Tuning Postgres Queries

I have an application ported from using Oracle to Postgres – tuning queries is quite different between the two. While I know many of the Postgres devs have detailed blogs, I haven’t found many practical articles on the subject, so I’m writing up what I’ve found. I appreciate any further comments or resources people may have.

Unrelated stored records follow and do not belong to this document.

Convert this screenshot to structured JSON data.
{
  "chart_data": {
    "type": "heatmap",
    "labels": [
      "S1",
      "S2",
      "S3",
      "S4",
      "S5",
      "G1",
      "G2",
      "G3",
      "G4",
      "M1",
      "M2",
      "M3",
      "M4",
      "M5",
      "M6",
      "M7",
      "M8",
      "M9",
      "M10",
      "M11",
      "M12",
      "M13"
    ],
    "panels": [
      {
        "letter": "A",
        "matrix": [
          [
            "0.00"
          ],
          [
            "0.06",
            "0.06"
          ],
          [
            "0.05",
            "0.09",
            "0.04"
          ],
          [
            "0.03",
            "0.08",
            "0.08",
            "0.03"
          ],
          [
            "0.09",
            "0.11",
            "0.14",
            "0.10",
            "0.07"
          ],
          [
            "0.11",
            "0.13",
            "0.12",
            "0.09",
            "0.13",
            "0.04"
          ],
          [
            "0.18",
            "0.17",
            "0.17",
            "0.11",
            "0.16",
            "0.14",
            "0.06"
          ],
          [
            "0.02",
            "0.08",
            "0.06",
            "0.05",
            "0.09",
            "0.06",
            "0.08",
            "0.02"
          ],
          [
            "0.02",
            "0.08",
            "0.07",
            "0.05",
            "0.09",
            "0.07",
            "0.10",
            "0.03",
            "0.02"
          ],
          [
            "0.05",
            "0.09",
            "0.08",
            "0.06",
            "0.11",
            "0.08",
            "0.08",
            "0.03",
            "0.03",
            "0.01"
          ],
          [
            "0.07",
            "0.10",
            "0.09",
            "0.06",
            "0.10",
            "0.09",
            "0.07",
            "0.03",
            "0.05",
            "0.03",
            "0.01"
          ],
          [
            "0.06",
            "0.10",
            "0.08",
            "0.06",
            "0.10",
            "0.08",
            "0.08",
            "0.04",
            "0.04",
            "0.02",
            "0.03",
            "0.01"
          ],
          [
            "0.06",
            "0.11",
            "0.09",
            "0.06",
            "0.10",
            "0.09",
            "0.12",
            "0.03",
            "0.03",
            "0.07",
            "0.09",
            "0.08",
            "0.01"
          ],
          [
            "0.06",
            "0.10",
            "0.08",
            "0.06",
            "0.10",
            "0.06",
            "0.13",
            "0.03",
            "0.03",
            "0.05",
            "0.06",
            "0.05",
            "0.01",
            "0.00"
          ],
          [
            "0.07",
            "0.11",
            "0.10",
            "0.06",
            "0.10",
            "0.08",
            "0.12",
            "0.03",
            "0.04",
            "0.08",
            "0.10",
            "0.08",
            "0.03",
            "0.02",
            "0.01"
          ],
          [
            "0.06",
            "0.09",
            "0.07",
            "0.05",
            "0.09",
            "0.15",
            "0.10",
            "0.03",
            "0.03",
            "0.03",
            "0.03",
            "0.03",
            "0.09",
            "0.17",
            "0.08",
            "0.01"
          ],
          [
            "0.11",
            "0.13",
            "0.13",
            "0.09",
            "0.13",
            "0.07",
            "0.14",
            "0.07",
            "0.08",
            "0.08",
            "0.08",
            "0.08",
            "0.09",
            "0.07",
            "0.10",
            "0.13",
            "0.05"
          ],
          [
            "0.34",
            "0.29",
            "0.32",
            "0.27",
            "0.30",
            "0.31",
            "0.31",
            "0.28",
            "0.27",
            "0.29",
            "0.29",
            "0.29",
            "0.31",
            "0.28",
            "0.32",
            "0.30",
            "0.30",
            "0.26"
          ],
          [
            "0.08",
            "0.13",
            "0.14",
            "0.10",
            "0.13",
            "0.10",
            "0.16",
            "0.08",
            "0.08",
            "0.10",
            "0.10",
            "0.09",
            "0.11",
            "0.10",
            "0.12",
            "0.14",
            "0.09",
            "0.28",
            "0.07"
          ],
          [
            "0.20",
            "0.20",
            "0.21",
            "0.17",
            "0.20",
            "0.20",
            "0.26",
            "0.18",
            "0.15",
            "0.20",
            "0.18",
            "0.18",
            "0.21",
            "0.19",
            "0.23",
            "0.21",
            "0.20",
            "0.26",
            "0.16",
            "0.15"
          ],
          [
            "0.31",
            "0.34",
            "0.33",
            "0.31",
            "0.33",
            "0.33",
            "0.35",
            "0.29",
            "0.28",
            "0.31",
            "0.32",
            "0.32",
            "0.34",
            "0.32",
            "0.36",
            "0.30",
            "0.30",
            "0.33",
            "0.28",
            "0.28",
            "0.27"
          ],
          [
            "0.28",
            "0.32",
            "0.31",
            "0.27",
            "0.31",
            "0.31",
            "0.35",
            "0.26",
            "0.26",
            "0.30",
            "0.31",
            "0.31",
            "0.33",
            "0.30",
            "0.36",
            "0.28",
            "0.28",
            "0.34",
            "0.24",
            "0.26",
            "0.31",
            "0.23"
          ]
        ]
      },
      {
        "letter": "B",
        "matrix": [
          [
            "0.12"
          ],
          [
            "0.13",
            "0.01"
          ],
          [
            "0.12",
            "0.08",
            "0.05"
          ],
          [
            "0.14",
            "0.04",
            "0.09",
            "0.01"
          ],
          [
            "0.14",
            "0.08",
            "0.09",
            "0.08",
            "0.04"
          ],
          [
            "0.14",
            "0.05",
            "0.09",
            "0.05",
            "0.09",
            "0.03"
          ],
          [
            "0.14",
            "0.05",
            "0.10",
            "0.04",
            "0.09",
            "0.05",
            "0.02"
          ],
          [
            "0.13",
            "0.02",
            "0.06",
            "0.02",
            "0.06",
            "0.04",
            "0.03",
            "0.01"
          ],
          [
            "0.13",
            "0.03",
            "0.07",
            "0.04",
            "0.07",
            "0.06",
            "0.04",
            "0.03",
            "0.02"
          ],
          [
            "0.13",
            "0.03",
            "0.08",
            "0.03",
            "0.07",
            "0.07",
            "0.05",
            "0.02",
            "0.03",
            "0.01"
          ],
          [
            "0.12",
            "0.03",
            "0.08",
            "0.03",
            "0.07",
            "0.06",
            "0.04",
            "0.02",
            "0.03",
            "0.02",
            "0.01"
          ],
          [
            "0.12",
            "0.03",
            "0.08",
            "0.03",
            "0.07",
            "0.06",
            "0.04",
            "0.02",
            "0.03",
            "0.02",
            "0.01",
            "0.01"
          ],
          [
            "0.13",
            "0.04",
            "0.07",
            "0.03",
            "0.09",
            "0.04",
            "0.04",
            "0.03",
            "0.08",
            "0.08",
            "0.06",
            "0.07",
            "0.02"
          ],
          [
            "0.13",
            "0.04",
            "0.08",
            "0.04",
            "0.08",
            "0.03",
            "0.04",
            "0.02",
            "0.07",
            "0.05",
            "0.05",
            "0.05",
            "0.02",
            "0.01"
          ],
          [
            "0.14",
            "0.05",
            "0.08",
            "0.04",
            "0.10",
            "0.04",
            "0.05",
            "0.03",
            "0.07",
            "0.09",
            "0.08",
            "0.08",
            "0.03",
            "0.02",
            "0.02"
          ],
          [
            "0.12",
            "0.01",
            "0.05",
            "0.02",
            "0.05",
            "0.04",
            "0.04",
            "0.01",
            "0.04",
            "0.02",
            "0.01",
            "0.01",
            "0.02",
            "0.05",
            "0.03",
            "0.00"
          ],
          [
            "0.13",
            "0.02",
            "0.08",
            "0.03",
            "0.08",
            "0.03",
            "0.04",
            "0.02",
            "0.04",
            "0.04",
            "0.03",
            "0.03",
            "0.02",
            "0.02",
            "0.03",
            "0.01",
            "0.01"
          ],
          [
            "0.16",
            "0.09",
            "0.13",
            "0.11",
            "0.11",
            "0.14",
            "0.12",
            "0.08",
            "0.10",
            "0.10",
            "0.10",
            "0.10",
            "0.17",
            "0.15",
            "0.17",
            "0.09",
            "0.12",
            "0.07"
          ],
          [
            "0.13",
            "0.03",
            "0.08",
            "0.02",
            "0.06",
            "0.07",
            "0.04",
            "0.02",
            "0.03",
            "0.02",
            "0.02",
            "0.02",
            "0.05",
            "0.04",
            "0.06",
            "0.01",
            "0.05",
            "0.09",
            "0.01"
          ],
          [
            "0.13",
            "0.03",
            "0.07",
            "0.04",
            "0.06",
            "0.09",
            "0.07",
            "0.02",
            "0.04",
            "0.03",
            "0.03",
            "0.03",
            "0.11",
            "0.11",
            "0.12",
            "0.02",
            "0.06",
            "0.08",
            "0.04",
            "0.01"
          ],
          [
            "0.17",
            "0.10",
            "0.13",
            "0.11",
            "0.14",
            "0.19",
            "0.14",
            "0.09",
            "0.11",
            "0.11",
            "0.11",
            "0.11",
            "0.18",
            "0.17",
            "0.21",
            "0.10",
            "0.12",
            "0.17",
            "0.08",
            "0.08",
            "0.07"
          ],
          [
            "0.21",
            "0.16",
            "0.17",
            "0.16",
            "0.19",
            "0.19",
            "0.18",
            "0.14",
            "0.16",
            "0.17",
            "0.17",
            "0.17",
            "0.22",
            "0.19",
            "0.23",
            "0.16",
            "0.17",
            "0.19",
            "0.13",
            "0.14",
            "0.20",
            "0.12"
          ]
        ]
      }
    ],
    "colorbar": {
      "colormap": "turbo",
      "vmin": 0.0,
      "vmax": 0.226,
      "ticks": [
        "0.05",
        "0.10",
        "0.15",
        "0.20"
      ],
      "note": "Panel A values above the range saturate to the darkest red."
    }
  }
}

  • When you fix a problem in a query in Oracle, you can often achieve a 10x speed-up. In Postgres, this is often 100x- not because Postgres is better, but because you seem to hit problems sooner.
  • TRUNCATE behaves very differently than Oracle. In either case, TRUNCATE empties the table. In Oracle, it is as if you deleted the files on disk, and operates outside a transaction. In Postgres, it behaves as a DELETE without a where clause, although it does reclaim space immediately, and works within a transaction. That said I found that if you a script with a lot of DELETE/TRUNCATE statements, it can be helpful to explicitly call ANALYZE, otherwise you get maddeningly inconsistent query timings (without these, in my testing the total time for a script of ~50-100 queries was consistent, but the actual time of each query varied dramatically)
  • Beware of common table expressions (WITH) – a lot of people seem to be discovering these lately, but not understanding the risks. These are a great way to break up code and make it readable, but in Postgres they are also optimization boundaries. When you write a table with a lot of WITH blocks, you see it materialize each block. Mathematically speaking, an operation may be much faster rearranged (see relational algebra).
  • In some, but not all cases, I’ve had success turning a common table expression into a temp table, and adding indexes (It seems that one does not get indexes automatically when Postgres materializes a table).
  • Like other database software, Postgres supports grouping values in sets based on either sorting or hashing (think “GROUP BY” or count(distinct X)). In my limited testing, I found Postgres was much more likely to use hashing when there were few columns (e.g., two), even though it is generally much faster. I haven’t yet found a way to encourage this for wider tables (if you think this might be an issue, you can prove this out by concatenating all the columns into one and doing your operation, even with the added work, it is pretty fast).
  • Postgres seems to be very sensitive about re-ordering joins. In Oracle, I never had to think about this – if you can, just remove all your outer joins, or put them at the end. In some applications, you can trivially remove outer joins by adding a “null” row (when using numeric IDs, I like to set the ID on this to 0 by convention, which makes it easy to find).
  • Pay attention to how often you see sorting – depending on the application, you may want to give more RAM for this, if you can. If Postgres does disk-sorting, it will be very slow.
  • Bitmap indexes are awesome, but good luck figuring out how to make them turn on. Oracle has a bitmap index which acts completely differently than Postgres (other than the mashing of bits – there is no “star transform” in Postgres). I had a lot of success tuning full-text queries with these, and when they work they make everything super fast, but I have yet to figure out how to make them happen more often.
  • Hope this all helps – if you have any useful tips, please post in the comments below!

4 comments ↓

#1 Andreas on 02.03.14 at 7:00 pm

What do you mean by join ordering? PostgreSQL does not care about the order the joins are written in unless you set a low join_collapse_limit.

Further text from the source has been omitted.